Perhaps the most vexing thing is their inability to stop tinkering.  I have one professor who gaily changes the parameters, requirements and even format of our assignments every few days.  (She calls it “refining”.)  The other has managed to be a bit better prepared, but she, in the days before an assignment is due, is forever asking to look over our shoulders so she can make helpful suggestions.

Ladies!  Go Sit Down!

You’ve given us an assignment.  You’ve given us course readings.  You’ve provided the rubric we’re to be marked with.  It’s time to trust us and allow us to do our work – that is, to be learners.

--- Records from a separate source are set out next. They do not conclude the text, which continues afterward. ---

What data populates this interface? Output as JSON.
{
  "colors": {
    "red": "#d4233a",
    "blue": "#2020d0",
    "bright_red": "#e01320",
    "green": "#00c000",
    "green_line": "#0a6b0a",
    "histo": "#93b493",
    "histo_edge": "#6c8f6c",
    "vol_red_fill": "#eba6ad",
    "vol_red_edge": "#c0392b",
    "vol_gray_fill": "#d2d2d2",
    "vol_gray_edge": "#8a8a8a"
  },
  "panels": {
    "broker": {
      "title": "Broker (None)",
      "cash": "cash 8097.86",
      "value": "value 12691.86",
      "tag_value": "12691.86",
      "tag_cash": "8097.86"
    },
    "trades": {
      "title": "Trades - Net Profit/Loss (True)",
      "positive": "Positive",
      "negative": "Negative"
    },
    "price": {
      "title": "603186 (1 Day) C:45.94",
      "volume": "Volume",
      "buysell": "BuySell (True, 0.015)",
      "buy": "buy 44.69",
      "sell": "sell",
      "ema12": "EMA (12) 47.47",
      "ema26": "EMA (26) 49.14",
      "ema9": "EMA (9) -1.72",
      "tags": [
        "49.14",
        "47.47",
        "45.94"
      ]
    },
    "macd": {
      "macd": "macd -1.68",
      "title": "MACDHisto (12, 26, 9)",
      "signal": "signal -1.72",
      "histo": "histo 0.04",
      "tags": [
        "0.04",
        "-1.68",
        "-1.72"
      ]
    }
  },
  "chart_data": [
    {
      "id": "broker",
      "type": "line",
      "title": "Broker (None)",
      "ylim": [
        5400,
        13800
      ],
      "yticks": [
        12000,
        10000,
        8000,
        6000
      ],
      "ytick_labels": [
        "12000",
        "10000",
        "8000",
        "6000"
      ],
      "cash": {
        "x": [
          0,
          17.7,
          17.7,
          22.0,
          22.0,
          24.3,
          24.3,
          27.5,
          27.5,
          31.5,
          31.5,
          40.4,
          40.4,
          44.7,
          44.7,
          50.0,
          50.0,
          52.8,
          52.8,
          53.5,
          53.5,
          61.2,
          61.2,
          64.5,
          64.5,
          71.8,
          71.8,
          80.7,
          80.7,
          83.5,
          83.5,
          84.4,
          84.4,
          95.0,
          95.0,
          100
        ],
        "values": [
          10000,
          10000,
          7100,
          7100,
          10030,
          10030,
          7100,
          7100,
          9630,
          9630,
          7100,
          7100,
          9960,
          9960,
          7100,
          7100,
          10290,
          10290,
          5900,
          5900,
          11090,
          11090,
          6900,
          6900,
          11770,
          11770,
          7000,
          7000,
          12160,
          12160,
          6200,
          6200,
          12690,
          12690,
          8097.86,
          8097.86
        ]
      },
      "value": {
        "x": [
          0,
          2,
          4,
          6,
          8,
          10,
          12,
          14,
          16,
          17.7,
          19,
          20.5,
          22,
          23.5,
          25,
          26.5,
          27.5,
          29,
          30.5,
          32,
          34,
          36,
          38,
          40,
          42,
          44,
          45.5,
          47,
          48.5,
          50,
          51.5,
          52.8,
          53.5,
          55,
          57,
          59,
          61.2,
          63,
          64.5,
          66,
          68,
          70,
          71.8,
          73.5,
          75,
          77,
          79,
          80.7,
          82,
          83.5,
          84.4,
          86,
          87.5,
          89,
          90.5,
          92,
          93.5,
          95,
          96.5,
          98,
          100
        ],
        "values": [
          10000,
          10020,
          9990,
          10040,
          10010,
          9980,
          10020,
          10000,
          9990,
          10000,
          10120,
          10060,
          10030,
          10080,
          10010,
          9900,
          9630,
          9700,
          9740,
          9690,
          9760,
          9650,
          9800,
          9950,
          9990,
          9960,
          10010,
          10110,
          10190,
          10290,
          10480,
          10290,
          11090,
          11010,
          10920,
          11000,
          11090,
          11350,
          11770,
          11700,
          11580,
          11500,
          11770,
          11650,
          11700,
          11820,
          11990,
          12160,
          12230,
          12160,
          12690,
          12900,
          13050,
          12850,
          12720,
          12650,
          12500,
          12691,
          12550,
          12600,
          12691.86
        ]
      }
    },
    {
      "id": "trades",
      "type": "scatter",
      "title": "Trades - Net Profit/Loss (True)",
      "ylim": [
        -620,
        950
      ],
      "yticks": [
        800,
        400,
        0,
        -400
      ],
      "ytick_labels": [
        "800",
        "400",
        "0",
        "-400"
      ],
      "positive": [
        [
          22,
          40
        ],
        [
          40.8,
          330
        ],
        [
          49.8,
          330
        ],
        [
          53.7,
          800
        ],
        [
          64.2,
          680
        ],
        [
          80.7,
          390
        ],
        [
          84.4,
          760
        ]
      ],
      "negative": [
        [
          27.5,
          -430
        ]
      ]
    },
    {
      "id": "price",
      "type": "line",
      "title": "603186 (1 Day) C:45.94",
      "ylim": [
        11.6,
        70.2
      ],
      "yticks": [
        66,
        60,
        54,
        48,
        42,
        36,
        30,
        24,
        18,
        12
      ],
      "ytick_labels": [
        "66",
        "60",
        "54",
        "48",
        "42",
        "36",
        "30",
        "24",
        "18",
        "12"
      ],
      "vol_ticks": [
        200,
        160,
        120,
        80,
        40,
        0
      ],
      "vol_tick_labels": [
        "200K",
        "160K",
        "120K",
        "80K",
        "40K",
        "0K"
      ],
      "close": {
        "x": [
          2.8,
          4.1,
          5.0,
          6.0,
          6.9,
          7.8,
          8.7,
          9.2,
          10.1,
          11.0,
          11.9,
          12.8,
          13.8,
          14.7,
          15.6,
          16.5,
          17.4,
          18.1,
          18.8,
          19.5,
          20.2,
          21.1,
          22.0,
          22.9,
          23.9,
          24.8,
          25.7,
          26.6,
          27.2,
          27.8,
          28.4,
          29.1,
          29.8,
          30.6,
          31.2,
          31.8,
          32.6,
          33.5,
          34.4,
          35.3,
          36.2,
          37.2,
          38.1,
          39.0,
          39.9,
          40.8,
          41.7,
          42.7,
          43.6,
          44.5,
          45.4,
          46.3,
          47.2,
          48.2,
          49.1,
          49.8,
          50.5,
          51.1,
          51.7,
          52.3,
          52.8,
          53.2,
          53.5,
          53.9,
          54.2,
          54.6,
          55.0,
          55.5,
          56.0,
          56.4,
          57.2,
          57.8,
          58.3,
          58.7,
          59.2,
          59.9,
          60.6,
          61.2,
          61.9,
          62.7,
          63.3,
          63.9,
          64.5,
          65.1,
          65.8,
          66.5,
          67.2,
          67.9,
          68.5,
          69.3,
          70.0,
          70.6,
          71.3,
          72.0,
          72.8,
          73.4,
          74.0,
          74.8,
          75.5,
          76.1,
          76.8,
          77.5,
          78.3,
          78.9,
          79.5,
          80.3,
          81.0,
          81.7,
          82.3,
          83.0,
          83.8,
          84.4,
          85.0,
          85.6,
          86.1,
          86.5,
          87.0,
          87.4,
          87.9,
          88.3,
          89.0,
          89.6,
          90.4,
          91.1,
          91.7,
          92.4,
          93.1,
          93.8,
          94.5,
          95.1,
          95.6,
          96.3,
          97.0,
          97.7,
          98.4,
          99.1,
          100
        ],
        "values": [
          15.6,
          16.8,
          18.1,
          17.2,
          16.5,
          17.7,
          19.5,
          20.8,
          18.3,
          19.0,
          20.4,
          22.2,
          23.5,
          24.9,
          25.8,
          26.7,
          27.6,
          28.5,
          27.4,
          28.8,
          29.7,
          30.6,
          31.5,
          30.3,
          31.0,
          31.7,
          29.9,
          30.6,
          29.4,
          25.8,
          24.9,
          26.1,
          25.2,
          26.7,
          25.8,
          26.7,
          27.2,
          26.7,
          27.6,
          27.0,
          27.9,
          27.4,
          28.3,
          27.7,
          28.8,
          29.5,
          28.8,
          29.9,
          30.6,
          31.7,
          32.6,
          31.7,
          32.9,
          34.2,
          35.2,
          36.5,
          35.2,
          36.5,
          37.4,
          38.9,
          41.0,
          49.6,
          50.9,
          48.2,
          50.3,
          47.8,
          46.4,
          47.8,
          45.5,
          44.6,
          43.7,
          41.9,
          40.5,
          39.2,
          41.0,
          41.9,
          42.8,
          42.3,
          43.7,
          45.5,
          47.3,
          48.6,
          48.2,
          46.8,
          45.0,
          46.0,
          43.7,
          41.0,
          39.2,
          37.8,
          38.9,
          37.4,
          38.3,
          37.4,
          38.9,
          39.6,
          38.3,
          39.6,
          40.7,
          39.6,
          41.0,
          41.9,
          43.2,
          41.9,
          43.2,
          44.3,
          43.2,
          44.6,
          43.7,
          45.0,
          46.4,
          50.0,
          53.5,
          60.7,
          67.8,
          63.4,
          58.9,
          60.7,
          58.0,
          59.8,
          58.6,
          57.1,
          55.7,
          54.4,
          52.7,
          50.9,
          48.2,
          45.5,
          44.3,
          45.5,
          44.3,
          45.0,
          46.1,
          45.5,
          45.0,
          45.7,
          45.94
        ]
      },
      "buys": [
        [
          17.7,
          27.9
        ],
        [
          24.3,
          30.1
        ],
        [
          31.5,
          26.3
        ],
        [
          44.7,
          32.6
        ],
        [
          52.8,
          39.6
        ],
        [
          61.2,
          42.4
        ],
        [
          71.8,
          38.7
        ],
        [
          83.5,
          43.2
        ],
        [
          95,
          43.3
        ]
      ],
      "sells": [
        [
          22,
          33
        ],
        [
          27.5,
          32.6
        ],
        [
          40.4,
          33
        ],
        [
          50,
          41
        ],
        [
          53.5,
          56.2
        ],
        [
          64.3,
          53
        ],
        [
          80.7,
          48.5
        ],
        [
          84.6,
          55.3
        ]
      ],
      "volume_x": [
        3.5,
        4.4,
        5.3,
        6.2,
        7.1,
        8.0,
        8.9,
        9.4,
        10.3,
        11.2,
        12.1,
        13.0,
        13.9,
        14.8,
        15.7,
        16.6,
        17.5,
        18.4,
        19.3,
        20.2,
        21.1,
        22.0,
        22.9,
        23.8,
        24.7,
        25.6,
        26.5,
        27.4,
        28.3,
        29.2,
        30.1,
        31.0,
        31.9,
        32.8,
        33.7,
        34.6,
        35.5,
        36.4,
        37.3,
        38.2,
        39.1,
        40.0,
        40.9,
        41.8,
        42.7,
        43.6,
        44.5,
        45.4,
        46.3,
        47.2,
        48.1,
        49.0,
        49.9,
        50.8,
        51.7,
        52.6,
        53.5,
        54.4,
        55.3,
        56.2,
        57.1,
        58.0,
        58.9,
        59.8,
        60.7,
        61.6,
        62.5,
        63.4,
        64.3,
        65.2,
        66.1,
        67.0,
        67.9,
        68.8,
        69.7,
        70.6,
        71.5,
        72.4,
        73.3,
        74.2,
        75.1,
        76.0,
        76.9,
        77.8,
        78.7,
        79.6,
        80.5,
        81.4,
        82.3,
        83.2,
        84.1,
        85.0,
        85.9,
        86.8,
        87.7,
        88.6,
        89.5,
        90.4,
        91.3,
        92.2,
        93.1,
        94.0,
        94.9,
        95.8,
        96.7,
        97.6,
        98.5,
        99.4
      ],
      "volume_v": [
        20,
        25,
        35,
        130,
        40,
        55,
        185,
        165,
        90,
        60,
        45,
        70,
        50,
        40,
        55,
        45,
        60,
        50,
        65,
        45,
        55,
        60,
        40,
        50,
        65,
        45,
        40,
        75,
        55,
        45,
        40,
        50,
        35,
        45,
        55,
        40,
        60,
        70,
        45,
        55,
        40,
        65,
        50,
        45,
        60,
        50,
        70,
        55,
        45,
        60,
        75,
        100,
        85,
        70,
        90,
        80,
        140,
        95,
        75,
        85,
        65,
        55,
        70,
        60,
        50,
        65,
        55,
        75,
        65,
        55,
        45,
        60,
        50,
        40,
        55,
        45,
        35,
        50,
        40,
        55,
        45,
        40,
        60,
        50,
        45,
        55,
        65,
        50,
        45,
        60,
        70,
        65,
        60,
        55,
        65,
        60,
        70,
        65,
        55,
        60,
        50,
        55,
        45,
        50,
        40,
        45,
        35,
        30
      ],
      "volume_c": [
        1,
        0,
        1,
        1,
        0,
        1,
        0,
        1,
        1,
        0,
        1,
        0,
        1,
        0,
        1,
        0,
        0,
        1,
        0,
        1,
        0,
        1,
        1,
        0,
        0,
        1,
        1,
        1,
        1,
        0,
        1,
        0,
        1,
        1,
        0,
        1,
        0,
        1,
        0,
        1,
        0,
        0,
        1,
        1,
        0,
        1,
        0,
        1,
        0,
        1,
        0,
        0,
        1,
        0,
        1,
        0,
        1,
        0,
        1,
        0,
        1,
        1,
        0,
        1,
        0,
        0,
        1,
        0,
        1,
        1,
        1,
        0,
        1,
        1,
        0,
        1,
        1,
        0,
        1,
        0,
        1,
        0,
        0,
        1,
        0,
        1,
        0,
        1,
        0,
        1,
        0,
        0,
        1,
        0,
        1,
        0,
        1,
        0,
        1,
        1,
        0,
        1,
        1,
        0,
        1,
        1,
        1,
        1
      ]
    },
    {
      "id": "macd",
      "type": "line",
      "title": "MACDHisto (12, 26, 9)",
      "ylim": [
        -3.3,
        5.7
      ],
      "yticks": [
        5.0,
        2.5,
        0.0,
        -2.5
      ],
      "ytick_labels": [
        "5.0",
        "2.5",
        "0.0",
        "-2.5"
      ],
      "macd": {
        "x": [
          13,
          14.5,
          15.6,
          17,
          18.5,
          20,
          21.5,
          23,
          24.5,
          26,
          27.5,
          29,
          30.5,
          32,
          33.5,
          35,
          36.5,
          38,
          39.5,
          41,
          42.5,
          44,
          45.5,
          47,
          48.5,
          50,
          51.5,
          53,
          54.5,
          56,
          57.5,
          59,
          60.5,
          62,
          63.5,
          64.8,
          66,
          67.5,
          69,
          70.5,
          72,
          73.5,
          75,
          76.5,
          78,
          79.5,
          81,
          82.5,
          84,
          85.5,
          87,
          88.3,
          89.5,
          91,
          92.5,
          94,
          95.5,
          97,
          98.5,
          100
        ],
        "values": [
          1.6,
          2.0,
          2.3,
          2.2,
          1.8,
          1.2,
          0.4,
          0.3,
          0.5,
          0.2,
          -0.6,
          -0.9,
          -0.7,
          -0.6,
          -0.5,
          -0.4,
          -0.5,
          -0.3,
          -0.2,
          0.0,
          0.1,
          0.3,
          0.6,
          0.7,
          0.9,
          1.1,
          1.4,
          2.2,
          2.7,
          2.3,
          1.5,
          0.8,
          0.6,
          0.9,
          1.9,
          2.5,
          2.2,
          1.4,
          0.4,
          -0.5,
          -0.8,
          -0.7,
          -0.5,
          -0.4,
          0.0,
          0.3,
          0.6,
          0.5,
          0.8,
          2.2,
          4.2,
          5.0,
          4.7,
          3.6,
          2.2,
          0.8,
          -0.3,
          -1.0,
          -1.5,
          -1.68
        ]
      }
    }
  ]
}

Seriously.  One facilitator to another.  If, after 10 weeks of a 12 week course, you don’t trust that you’ve given us enough “guidance” for us to complete the final assignment, you need to get another job.

 

 

Well… never mind all that.  Let me tell you what’s happening where learners are trusted.

My lowest level learner did up her Christmas cards, trying out different greetings and being very careful spelling names.  “It was easier this year than last,” she said.  More exciting, she told me she had made a shopping list, and then used it in the store, without any help.  “It was the first time I’ve done that without needing someone to read it back to me!”

Another, mid-level learner handed me back a novella and said, “Seventeen.”  What?  “That’s number seventeen.  I’ve read seventeen novels since the start of the year.”  Well, that’s great.  “I used to hate to read.” Well, that’s great too, I…. “Do you have any more?”  Er….

I had a guy stop by my class to ask if I still did one-on-one tutoring.  I remembered him, vaguely: very low literacy and some health issues.  Not right now, I said.  But that could change.  We made plans to talk.

Somebody yelled down the street at me the other day.  She’d written in September and passed all five GED tests.  “Thank You!” She yelled – though in truth I can’t take much credit for that one.

A learner I was worried about – someone who seemed to be stalling out – discovered chemistry.  They wrestled their way through a pre-GED book and then the chemistry section of the Steck-Vaughn GED level science workbook, expressing disappointment when there were no more formulas to puzzle over. (The bad news is that I also had to learn chemistry, which I mostly didn’t.)

Oh, and somebody, vexed by algebra, jumped up and decorated the classroom.  Happy holidays.

I’ll be back soon to talk about what happened this year at Storytent, and what’s going on with Bookwagon.  I want to talk about some new resources from Orca Books and New Readers Press.  I want to spend a minute or two on a couple of interesting papers I came across in these courses.  All that and more.  Soon.

Meantime, I’ve got some work to do for the tinkersome twins.